Reuters: An Iranian newspaper’s call for Holocaust cartoons is an attempt to drag Israel into a conflict between Europe and the Muslim world over caricatures of the Prophet Mohammad, a German government minister said.
BERLIN, Feb 8 (Reuters) – An Iranian newspaper’s call for Holocaust cartoons is an attempt to drag Israel into a conflict between Europe and the Muslim world over caricatures of the Prophet Mohammad, a German government minister said.
“After denying the right of Israel to exist and denying the Holocaust, the people around President (Mahmoud) Ahmadinejad are trying to escalate the situation,” Deputy Foreign Minister Gernot Erler was quoted as saying in Wednesday’s edition of the Berliner Zeitung daily newspaper.
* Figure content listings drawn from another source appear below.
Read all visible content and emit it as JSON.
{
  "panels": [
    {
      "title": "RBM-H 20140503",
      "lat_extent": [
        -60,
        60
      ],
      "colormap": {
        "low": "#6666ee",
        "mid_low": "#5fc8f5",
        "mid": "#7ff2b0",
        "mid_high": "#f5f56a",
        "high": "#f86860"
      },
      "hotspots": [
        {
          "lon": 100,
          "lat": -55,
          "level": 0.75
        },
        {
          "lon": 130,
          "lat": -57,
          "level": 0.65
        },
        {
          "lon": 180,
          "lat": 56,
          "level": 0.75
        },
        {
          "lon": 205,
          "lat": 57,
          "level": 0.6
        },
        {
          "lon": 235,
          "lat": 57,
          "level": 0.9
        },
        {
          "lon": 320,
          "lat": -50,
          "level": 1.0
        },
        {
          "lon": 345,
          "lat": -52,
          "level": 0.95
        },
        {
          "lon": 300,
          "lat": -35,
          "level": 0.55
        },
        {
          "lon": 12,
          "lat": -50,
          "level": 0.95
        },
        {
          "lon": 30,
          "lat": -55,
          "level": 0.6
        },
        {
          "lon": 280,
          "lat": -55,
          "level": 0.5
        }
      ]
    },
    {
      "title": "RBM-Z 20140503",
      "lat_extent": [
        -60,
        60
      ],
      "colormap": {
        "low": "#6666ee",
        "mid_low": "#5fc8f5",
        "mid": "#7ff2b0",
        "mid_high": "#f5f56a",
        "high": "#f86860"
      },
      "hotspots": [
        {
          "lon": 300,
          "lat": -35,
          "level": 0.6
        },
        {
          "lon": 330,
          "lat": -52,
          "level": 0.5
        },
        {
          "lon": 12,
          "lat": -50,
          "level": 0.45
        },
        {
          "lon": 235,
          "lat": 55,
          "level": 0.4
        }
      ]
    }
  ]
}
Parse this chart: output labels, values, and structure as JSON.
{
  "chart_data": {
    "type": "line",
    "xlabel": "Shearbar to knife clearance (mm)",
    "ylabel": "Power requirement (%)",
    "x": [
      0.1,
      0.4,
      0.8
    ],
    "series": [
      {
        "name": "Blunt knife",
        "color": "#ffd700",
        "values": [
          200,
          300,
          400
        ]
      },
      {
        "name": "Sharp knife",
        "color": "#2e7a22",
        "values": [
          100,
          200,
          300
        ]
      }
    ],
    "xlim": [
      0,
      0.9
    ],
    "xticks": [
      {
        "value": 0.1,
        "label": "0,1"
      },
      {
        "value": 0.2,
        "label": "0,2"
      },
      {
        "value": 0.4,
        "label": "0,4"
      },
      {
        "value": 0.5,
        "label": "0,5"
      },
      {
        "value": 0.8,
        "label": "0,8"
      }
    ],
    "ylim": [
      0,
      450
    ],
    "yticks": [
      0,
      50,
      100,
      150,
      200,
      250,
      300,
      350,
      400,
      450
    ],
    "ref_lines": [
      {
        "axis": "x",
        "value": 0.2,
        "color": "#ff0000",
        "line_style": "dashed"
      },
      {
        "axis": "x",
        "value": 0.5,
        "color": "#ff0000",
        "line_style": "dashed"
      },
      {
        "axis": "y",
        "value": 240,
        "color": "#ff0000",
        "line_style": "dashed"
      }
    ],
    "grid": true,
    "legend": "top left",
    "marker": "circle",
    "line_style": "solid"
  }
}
“This fills us with deep concern, that a state is using this clash of cultures as a tool to further its own dominance.”
Iran’s best-selling newspaper launched a competition on Tuesday to find the best cartoon about the Holocaust, in retaliation for the publication in Denmark and other European countries of caricatures of Islam’s most revered prophet.
Last year Ahmadinejad called for Israel to be “wiped off the map” and said he doubted six million Jews were killed by the Nazis during World War Two.
Holocaust denial is a crime in Germany, punishable with up to five years in prison. Printing cartoons that make light of the Holocaust but do not question it would not be a crime but would invite private lawsuits and other legal difficulties for a newspaper in Germany.
Eckart von Klaeden, foreign policy spokesman for Chancellor Angela Merkel’s conservative Christian Democrats (CDU) in parliament, said Iran was trying to widen a conflict between Denmark and the Muslim world to include Israel.
“Once again Iran is trying to drag Israel into the conflict with the motto — Israel is responsible for everything,” von Klaeden said in a statement. “We should not let Israel be dragged into this.”